Перед газовой плитой стояла необыкновенно худая женщина и быстро размешивала что-то в кастрюльке. Обернувшись на секунду, она заговорила очень быстро:
— Все пуговицы принесла? А красный бархат? Ведь докторша просто живьем проглотить готова из-за халата своего. Думает, у меня
Над плитой была прилажена узенькая полочка; на полке выстроились рядком кружки в красный горошек. Женщина хватала эти кружки одну за другой и из каждой сыпала что-то в свое варево.
— Я не с пуговицами… — несмело начала Кати.
Но хозяйка перебила ее:
— Как, опять не принесла? Я докторше на сегодня пообещала, только за пуговицами дело! Она и так-то уж рвет и мечет, ей к субботе хотелось. Но я же одна на такой домище, помощницы у меня нет, даже лестницы все сама мою. Докторше-то легко, у нее вон и домработница приходящая есть… Ну, так когда же я получу пуговицы?
Кати с радостью отдала бы этой худой тете свою коробочку с пуговицами, только бы она умолкла, потому что эдак никогда не найти ей Хромого дяденьку.
— Я про пуговицы не знаю, я по другому делу пришла, — проговорила она наконец и незаметно для себя приблизилась к плите, чтобы хоть краешком глаза заглянуть в кастрюлю, куда «управляющая» без конца что-то сыпала то из одной, то из другой кружки. Интересно, что же такое она готовит?

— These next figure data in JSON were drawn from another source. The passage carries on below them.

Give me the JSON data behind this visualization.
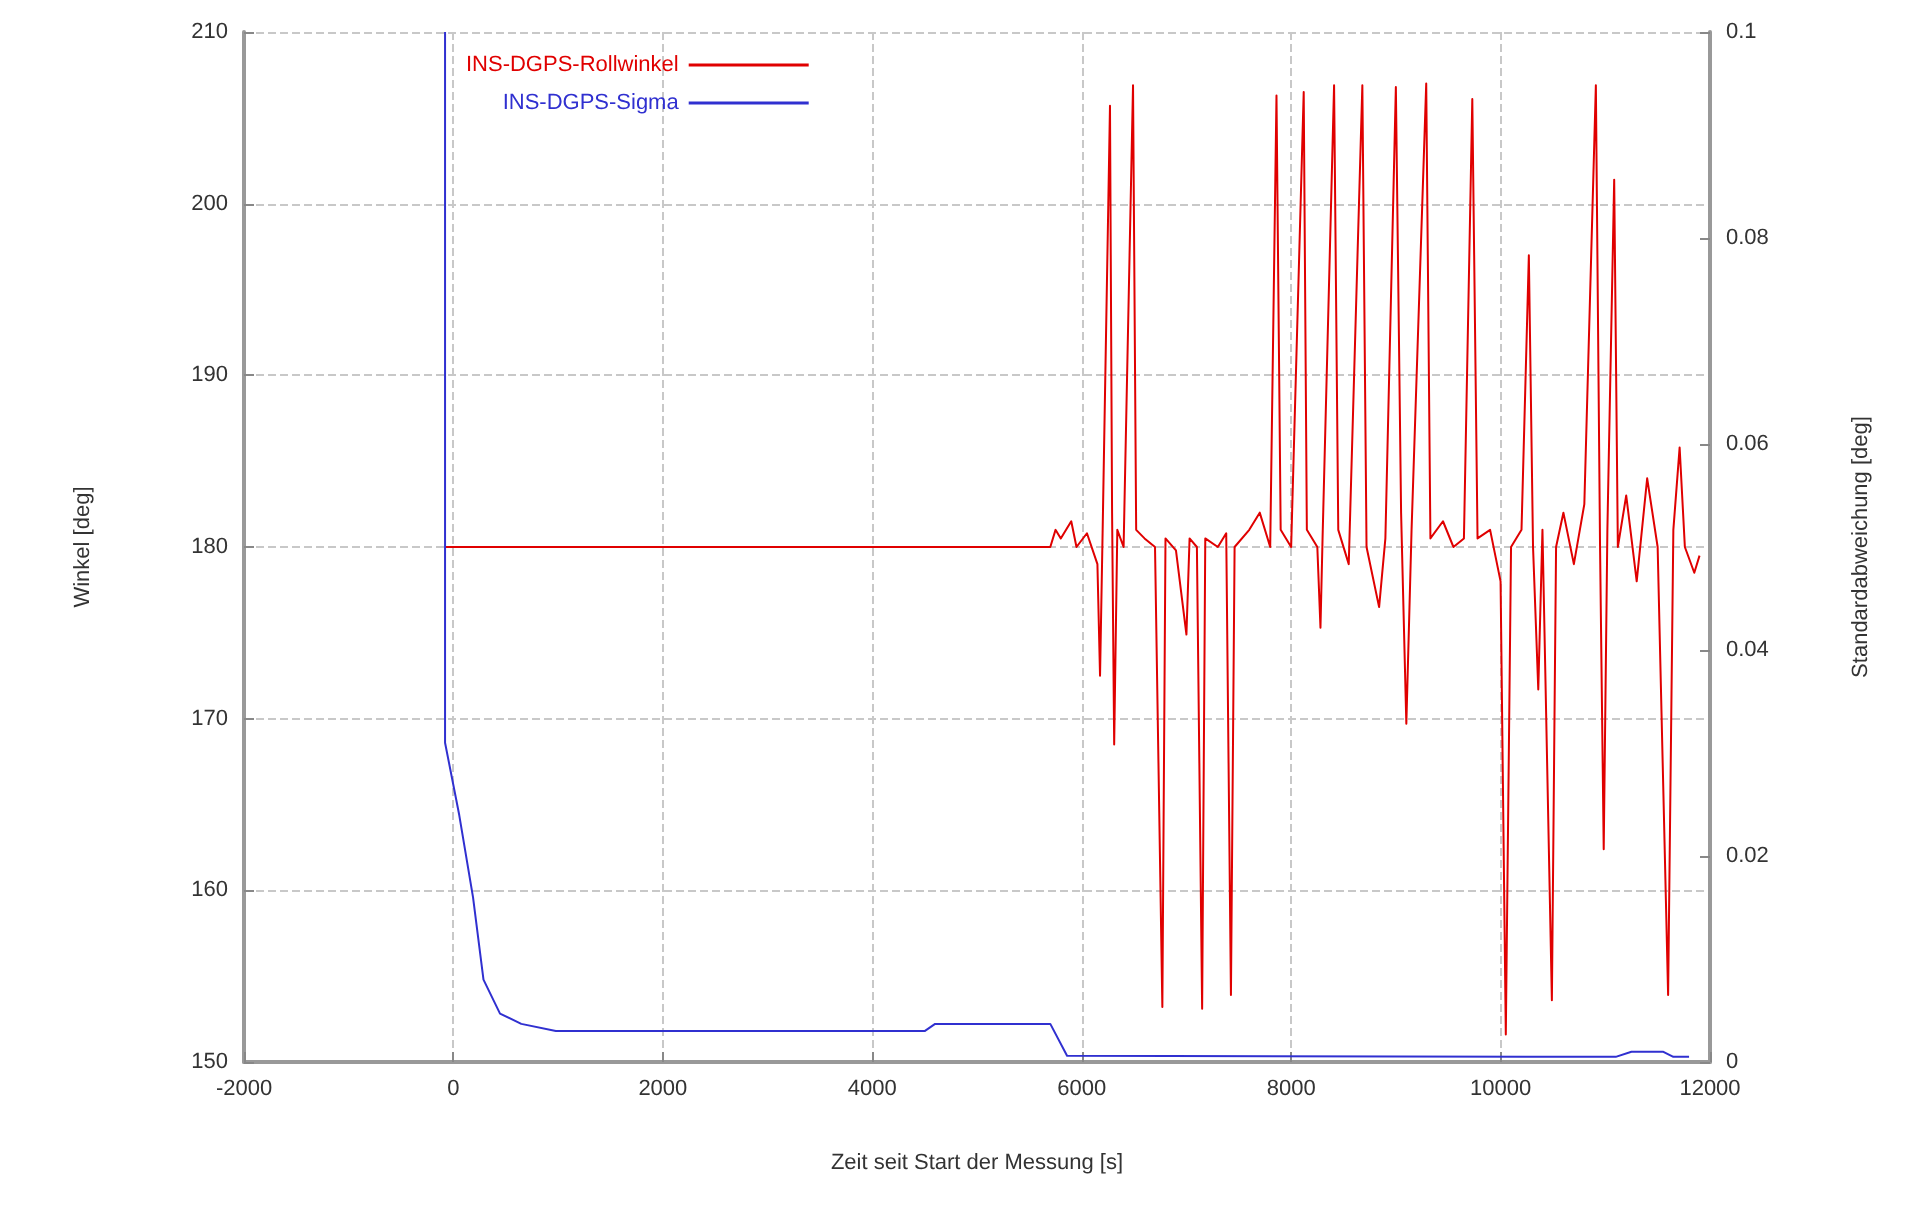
{
  "chart_data": {
    "type": "line",
    "xlabel": "Zeit seit Start der Messung [s]",
    "ylabel": "Winkel [deg]",
    "y2label": "Standardabweichung [deg]",
    "xlim": [
      -2000,
      12000
    ],
    "xticks": [
      -2000,
      0,
      2000,
      4000,
      6000,
      8000,
      10000,
      12000
    ],
    "ylim": [
      150,
      210
    ],
    "yticks": [
      150,
      160,
      170,
      180,
      190,
      200,
      210
    ],
    "y2lim": [
      0,
      0.1
    ],
    "y2ticks": [
      0,
      0.02,
      0.04,
      0.06,
      0.08,
      0.1
    ],
    "grid": true,
    "legend": "top left",
    "marker": "none",
    "line_style": "solid",
    "series": [
      {
        "name": "INS-DGPS-Rollwinkel",
        "color": "#e00000",
        "x": [
          -80,
          5700,
          5750,
          5800,
          5900,
          5950,
          6050,
          6150,
          6175,
          6200,
          6270,
          6290,
          6310,
          6340,
          6400,
          6490,
          6520,
          6600,
          6700,
          6770,
          6800,
          6900,
          7000,
          7030,
          7100,
          7150,
          7180,
          7300,
          7380,
          7425,
          7460,
          7600,
          7700,
          7800,
          7860,
          7900,
          8000,
          8120,
          8150,
          8250,
          8280,
          8300,
          8410,
          8450,
          8550,
          8680,
          8720,
          8840,
          8900,
          9000,
          9050,
          9100,
          9150,
          9290,
          9330,
          9450,
          9550,
          9650,
          9730,
          9780,
          9900,
          10000,
          10050,
          10100,
          10200,
          10270,
          10310,
          10360,
          10400,
          10490,
          10530,
          10600,
          10700,
          10800,
          10910,
          10950,
          10985,
          11020,
          11085,
          11120,
          11200,
          11300,
          11400,
          11500,
          11600,
          11650,
          11710,
          11760,
          11850,
          11900
        ],
        "values": [
          180,
          180,
          181,
          180.5,
          181.5,
          180,
          180.8,
          179,
          172.5,
          181,
          205.7,
          182,
          168.5,
          181,
          180,
          206.9,
          181,
          180.5,
          180,
          153.2,
          180.5,
          179.8,
          174.9,
          180.5,
          180,
          153.1,
          180.5,
          180,
          180.8,
          153.9,
          180,
          181,
          182,
          180,
          206.3,
          181,
          180,
          206.5,
          181,
          180,
          175.3,
          180.5,
          206.9,
          181,
          179,
          206.9,
          180,
          176.5,
          180.5,
          206.8,
          182,
          169.7,
          181,
          207,
          180.5,
          181.5,
          180,
          180.5,
          206.1,
          180.5,
          181,
          178,
          151.6,
          180,
          181,
          197,
          180,
          171.7,
          181,
          153.6,
          180,
          182,
          179,
          182.5,
          206.9,
          180,
          162.4,
          181,
          201.4,
          180,
          183,
          178,
          184,
          180,
          153.9,
          181,
          185.8,
          180,
          178.5,
          179.5
        ]
      },
      {
        "name": "INS-DGPS-Sigma",
        "color": "#3030d0",
        "axis": "y2",
        "x": [
          -80,
          -80,
          55,
          187,
          287,
          445,
          648,
          978,
          4500,
          4600,
          5700,
          5860,
          11100,
          11250,
          11550,
          11650,
          11800
        ],
        "values": [
          0.1,
          0.031,
          0.024,
          0.016,
          0.008,
          0.0047,
          0.0037,
          0.003,
          0.003,
          0.0037,
          0.0037,
          0.0006,
          0.0005,
          0.001,
          0.001,
          0.0005,
          0.0005
        ]
      }
    ]
  }
}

Вдруг женщина резко грохнула крышкой и обернулась.
— Твоя мама пуговицы обтягивает? — спросила она.
— Нет.
— А как похожа-то! — жалостливо сказала женщина. Видно было, что она с удовольствием уговорила бы Кати стать дочкой неизвестной мастерицы, потому что пуговицы обтягивать — самое изысканное занятие. Но тут же в голосе ее прозвучало недовольство: — Тогда чего ж тебе нужно?
— Адрес Хромого…
— Чей адрес?
— Дяди… Хромого.
Только увидев недоуменное лицо «управляющей», Кати сообразила, что Хромой ведь не фамилия и что она понятия не имеет, как же все-таки зовут ее знакомого старичка. Она заторопилась объяснить:
— Я про того дяденьку, что цветами торгует, у него еще стол, жестью обитый, он здесь в подъезде стоит.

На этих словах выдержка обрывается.